Homélie du 3ème Dimanche de Carême
Carmel de Saint-Maur — Père Maurice Boisson
Jésus est en
colère ! « C’est intéressant ! » me disait quelqu’un. « Ça me
rassure, moi qui me mets souvent en colère ! » Ce n’est pas une raison. Et
puis, il y a colère et colère : la colère pour des riens, pour des caprices,
par agacement, et la colère qui est l’expression de la souffrance, du réveil
des consciences devant l’inacceptable, ou réaction devant des atteintes à des
valeurs fondamentales.
En entrant dans
le temple, la maison de Dieu, voyant ce qui s’y passait - le trafic, les
animaux, le commerce -, Jésus est outré. « Que fait-on dans la maison de
mon Père, de Dieu ? » Il s’agit de
l’honneur et du respect de Dieu. Jésus veut faire respecter ce lieu visible de
la présence de Dieu, son Père, un lieu sacré, saint, de la rencontre avec Dieu.
Avec un fouet
de cordes, il chasse dehors animaux et trafiquants. Avec les marchands de
colombes, il est un peu plus doux : « Enlevez ça d’ici. Arrêtez de faire
de la maison de mon Père une maison de trafic. »
Ce mouvement de
mécontentement nous concerne aujourd’hui : il s’agit du respect de ce qui est
sacré, tout particulièrement de l’être humain : demeure de Dieu
Depuis
toujours, en chaque homme et femme, quelques soient leurs croyances ou leurs
non-croyances, il y a le sentiment qu’il y a en nous plus que nous-mêmes, de
l’autre que nous-mêmes, du sacré, du mystérieux. Nous chrétiens, nous osons le
nommer Dieu, une présence qui nous dépasse, Autre et proche, plus présent
à nous-mêmes que nous-mêmes.
Aujourd’hui, on
ne sait plus distinguer ce qui est sacré de ce qui ne l’est pas : le match de
foot est sacré, la série TV est sacrée, l’ouverture de la pêche aussi… Que ne
fait-on pas dire au mot sanctuaire, qui veut dire le lieu saint, le lieu sacré.

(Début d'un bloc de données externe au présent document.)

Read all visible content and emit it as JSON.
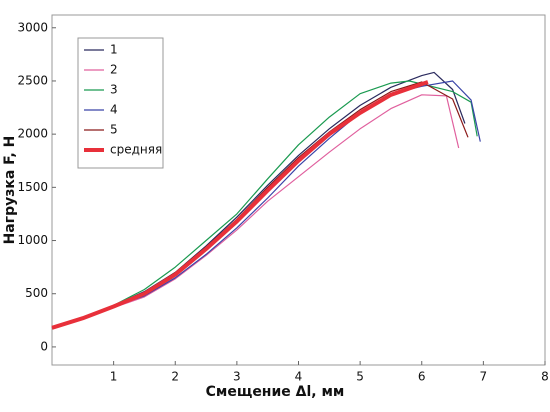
{
  "chart_data": {
    "type": "line",
    "x_label": "Смещение Δl, мм",
    "y_label": "Нагрузка F, Н",
    "xlim": [
      0,
      8
    ],
    "xticks": [
      1,
      2,
      3,
      4,
      5,
      6,
      7,
      8
    ],
    "ylim": [
      -170,
      3120
    ],
    "yticks": [
      0,
      500,
      1000,
      1500,
      2000,
      2500,
      3000
    ],
    "series": [
      {
        "name": "1",
        "color": "#2a2a5e",
        "width": 1.2,
        "x": [
          0,
          0.5,
          1,
          1.5,
          2,
          2.5,
          3,
          3.5,
          4,
          4.5,
          5,
          5.5,
          6,
          6.2,
          6.5,
          6.7
        ],
        "values": [
          180,
          270,
          390,
          520,
          700,
          950,
          1220,
          1520,
          1800,
          2050,
          2270,
          2440,
          2550,
          2580,
          2420,
          2100
        ]
      },
      {
        "name": "2",
        "color": "#e0609e",
        "width": 1.2,
        "x": [
          0,
          0.5,
          1,
          1.5,
          2,
          2.5,
          3,
          3.5,
          4,
          4.5,
          5,
          5.5,
          6,
          6.4,
          6.6
        ],
        "values": [
          180,
          270,
          370,
          470,
          640,
          860,
          1100,
          1370,
          1600,
          1830,
          2050,
          2240,
          2370,
          2360,
          1870
        ]
      },
      {
        "name": "3",
        "color": "#1a9a50",
        "width": 1.2,
        "x": [
          0,
          0.5,
          1,
          1.5,
          2,
          2.5,
          3,
          3.5,
          4,
          4.5,
          5,
          5.5,
          5.8,
          6.5,
          6.8,
          6.9
        ],
        "values": [
          180,
          280,
          390,
          540,
          750,
          1000,
          1250,
          1580,
          1900,
          2160,
          2380,
          2480,
          2500,
          2400,
          2300,
          1980
        ]
      },
      {
        "name": "4",
        "color": "#3a44a8",
        "width": 1.2,
        "x": [
          0,
          0.5,
          1,
          1.5,
          2,
          2.5,
          3,
          3.5,
          4,
          4.5,
          5,
          5.5,
          6,
          6.5,
          6.8,
          6.95
        ],
        "values": [
          180,
          270,
          380,
          480,
          650,
          870,
          1120,
          1400,
          1700,
          1960,
          2200,
          2380,
          2450,
          2500,
          2320,
          1930
        ]
      },
      {
        "name": "5",
        "color": "#8b1a1a",
        "width": 1.2,
        "x": [
          0,
          0.5,
          1,
          1.5,
          2,
          2.5,
          3,
          3.5,
          4,
          4.5,
          5,
          5.5,
          6,
          6.5,
          6.75
        ],
        "values": [
          180,
          275,
          385,
          510,
          700,
          940,
          1200,
          1500,
          1780,
          2020,
          2230,
          2400,
          2490,
          2330,
          1970
        ]
      },
      {
        "name": "средняя",
        "color": "#e8303a",
        "width": 4,
        "x": [
          0,
          0.5,
          1,
          1.5,
          2,
          2.5,
          3,
          3.5,
          4,
          4.5,
          5,
          5.5,
          6,
          6.1
        ],
        "values": [
          180,
          270,
          380,
          500,
          680,
          920,
          1180,
          1470,
          1750,
          2000,
          2200,
          2370,
          2470,
          2490
        ]
      }
    ]
  }
}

On veut sanctuariser l’école, le terrain de boules… Je lisais récemment qu’il
faudrait « sanctuariser le mois d’août »… Bien sûr, tout cela est
bien et bon de sécuriser, de protéger, de préserver. Sans parler des « grands
messes » qui sont devenues dans les médias tel rassemblement politique ou
tel spectacle… avec des officiants…
Qu’est-ce qui
est sacré ? Qu’est-ce qui ne l’est pas ? Y-a-t-il des valeurs qui valent ?
Quand tout se vaut, quand tout est sur le même plan, plus rien n’a de valeur !
L’expression, entendue tous les jours sur un ton de désolation, « Ah, mon bon Monsieur, on ne respecte
plus rien ! » est dans la même logique.
« Cessez
de faire de la maison de mon Père, de la Création, de l’humanité, de l’être
humain, de vous-mêmes du n’importe quoi ! » Quand on perd le sens du
sacré, des valeurs, on se dés-humanise. L’écrivain Julien Green dit que le plus
grand danger pour l’humanité est de perdre le goût de Dieu. En perdant le goût
de Dieu, on perd le goût de l’humain, on perd le goût du sacré, on n’a plus de
repères, tels qu’en donne la 1ère lecture. .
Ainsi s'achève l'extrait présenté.